As a parallel to this discussion of Heap’s musical career, I will now discuss her status as artist-producer as an embedment of historical reconfigurations of institutional and commercial structures enabled by developments in recording technology. In the early years, creative interaction with the technology was restricted to institutional studios, due to its cumbersome and costly nature (Chadabe 1997).  As tape technology became cheaper, and multi-track technology offered the artist creative options beyond mere transduction, more professional and amateur musicians built home studios.  During this time, the producer was growing in importance, with many producers becoming as famous as the artists they worked with.[3] The technology afforded greater innovation, thereby granting the producer an increased creative status.  With the development of digital technology, home studios became commercially viable and useable spaces, producing music equal to that produced in professional studios (Théberge 1997).  Also by the 1990s, personal computers became ubiquitous, principally due to their affordability (Rubey 1999).  Now computer users have access to trial downloads and packages such as iLife (which comes with all new Apple computers) that allow amateur composers and producers the opportunity to make their own music. Heap recognizes her dependency on the state of technology for her ability to create this latest album.

Technology has been a big factor.  I couldn’t have made my first record or this record ten years ago with the technology that existed.  I just feel very liberated.  I can make any single sound on the planet; I can just download a sound.  I can make any record I want.  There’s no limitations now. (Auralgasms 2006)

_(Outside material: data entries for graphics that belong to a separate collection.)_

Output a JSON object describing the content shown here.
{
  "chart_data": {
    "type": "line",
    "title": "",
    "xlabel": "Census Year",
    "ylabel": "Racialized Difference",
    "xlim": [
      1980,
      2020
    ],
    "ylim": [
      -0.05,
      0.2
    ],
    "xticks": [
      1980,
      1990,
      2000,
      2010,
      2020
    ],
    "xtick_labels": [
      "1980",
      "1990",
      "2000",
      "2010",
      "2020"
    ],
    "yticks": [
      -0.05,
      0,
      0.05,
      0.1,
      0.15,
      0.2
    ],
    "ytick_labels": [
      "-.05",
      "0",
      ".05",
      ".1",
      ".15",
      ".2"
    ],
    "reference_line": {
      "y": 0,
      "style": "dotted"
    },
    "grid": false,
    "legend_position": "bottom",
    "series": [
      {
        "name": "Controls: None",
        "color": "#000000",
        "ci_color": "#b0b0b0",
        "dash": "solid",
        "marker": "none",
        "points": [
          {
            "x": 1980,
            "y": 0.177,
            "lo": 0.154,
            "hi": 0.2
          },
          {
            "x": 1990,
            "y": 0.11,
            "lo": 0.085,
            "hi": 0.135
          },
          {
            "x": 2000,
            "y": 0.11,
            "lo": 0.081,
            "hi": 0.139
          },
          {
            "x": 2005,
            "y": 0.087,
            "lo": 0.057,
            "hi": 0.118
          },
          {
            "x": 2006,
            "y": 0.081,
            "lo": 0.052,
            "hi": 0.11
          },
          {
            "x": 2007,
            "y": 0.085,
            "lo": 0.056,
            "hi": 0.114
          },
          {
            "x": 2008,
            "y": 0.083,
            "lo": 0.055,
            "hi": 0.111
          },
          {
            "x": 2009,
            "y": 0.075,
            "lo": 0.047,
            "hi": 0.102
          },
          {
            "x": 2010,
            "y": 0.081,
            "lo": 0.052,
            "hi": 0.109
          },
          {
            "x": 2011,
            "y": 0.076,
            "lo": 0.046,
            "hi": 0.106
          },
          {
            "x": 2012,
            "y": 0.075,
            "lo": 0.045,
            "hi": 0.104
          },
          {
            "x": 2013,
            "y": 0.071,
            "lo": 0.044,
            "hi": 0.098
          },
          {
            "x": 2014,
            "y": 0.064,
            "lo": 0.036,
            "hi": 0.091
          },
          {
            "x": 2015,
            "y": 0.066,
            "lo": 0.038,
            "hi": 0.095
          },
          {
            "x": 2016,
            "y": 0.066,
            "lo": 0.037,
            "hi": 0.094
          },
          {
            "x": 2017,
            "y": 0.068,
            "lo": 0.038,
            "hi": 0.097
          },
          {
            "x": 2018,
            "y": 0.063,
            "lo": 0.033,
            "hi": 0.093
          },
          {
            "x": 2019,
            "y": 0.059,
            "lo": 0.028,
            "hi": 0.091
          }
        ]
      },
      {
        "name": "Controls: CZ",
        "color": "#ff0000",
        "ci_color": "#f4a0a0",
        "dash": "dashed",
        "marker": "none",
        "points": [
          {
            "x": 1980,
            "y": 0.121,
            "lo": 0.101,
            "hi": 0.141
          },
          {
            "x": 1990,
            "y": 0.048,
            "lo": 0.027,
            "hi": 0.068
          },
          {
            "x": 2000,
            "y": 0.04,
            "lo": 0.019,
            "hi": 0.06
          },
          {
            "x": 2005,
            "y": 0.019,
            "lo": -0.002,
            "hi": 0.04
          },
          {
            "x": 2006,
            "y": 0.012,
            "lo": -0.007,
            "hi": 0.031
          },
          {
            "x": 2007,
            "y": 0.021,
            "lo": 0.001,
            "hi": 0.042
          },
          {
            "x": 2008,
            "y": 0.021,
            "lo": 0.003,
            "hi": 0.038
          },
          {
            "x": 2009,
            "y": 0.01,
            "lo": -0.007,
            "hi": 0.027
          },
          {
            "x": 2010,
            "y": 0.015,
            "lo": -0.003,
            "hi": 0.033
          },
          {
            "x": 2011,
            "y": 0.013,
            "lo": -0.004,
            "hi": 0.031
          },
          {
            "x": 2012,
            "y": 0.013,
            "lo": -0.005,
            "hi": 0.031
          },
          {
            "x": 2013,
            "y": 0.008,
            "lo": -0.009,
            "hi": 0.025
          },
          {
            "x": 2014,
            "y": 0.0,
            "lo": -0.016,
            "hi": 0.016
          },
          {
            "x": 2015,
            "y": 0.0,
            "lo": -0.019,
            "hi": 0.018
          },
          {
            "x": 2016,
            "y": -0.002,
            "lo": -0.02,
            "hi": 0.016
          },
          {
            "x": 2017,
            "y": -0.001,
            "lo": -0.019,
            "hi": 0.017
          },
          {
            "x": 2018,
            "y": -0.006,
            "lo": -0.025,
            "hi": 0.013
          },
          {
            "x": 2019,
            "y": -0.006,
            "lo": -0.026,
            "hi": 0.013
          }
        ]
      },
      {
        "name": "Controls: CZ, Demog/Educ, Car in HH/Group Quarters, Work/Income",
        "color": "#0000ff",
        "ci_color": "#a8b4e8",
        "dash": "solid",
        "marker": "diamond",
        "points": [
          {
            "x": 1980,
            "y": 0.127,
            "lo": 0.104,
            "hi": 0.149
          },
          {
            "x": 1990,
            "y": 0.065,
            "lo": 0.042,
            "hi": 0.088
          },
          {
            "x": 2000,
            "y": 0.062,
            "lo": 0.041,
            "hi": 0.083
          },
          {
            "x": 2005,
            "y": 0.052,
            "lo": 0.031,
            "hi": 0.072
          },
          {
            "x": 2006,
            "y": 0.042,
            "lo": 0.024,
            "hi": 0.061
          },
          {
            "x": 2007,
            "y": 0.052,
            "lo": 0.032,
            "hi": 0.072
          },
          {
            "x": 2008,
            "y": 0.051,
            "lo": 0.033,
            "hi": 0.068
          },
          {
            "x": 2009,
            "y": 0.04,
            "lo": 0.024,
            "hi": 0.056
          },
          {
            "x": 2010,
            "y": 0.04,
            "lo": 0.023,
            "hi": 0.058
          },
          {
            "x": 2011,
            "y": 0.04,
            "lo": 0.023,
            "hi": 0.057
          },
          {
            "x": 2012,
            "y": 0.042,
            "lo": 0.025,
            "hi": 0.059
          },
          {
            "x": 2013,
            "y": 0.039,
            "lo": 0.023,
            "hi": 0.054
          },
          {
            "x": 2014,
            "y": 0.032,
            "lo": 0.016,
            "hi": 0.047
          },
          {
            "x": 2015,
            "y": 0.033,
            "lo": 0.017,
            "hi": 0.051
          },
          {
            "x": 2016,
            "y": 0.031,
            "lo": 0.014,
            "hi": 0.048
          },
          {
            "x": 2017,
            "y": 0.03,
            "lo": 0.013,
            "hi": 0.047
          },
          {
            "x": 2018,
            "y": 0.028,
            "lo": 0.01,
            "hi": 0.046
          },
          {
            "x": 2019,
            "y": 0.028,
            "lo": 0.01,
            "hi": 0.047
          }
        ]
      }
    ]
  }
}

Technology not only allowed for the creation of Heap’s music, but also for the dissemination of it. Heap’s promotion of Speak for Yourself took place largely on the Internet.  Her first three singles ‘Hide and Seek’, ‘Goodnight and Go’, and ‘Headlock’ were digital releases on iTunes.  As well, MySpace proved invaluable for the dissemination of her music, and the establishment of her fan base.

With increased accessibility and affordability comes the opportunity for women to participate in recording.  Women were generally restricted socially and economically from the production side of the recording industry until the home studio and personal computers. Heap believes that what she has done as an artist and as a woman is part of a larger trend facilitated by an increased access to recording and production technology. Heap offers her forecast for the future:

And I think we’ll see a lot of young ladies in the future, because in the past it was quite difficult for a girl to get into a studio, to be a tea girl or anything, to help around the studio.  And that won’t be a problem anymore because you can employ yourself to work in your bedroom! (Gilbey 2005)

The limitation for creatively using music technology will no longer be associated with gender, but rather finances.


Heap grew up with increased accessibility to ever developing technology.  Thus, she was able to forge her way in electronica as an artist and producer.  By tracing her musical career, one can observe Imogen Heap, the musical cyborg, who was able to renegotiate power, gender and sound.


[1] ‘Let Go’: The Holiday (2006), ‘So You Think You Can Dance’ (2006), Garden State (2004); ‘It’s Good to Be in Love’: ‘Birds of Prey’ (2002); ‘Must Be Dreaming’: ‘Six Feet Under’ (2003); ‘Breathe In’: ‘Life as We Know It’ (2004), ‘Six Feet Under’ (2002), ‘Smallville’ (2002).

[2] ‘Hide and Seek’: ‘So You Think You Can Dance’ (2008), ‘CSI Miami’ (2007), ‘’Smith’ (2006), The Last Kiss (2006), ‘The O.C.’ (2005); ‘The Moment I Said It’: ‘Ghost Whisperer’ (2008), ‘So You Think You Can Dance’ (2007), ‘Criminal Minds’ (2007), ‘The Black Donnellys’ (2006); ‘Speeding Cars’: ‘Suburban Girl’ (2007), ‘The O.C.’ (20006); ‘Just for Now’: The Holiday (2007); ‘Goodnight and Go’: ‘The O.C.’ (2004); ‘I Am In Love With You’: ‘Lipstick Jungle’ (2008).

[3] George Martin, Phil Spector, for example.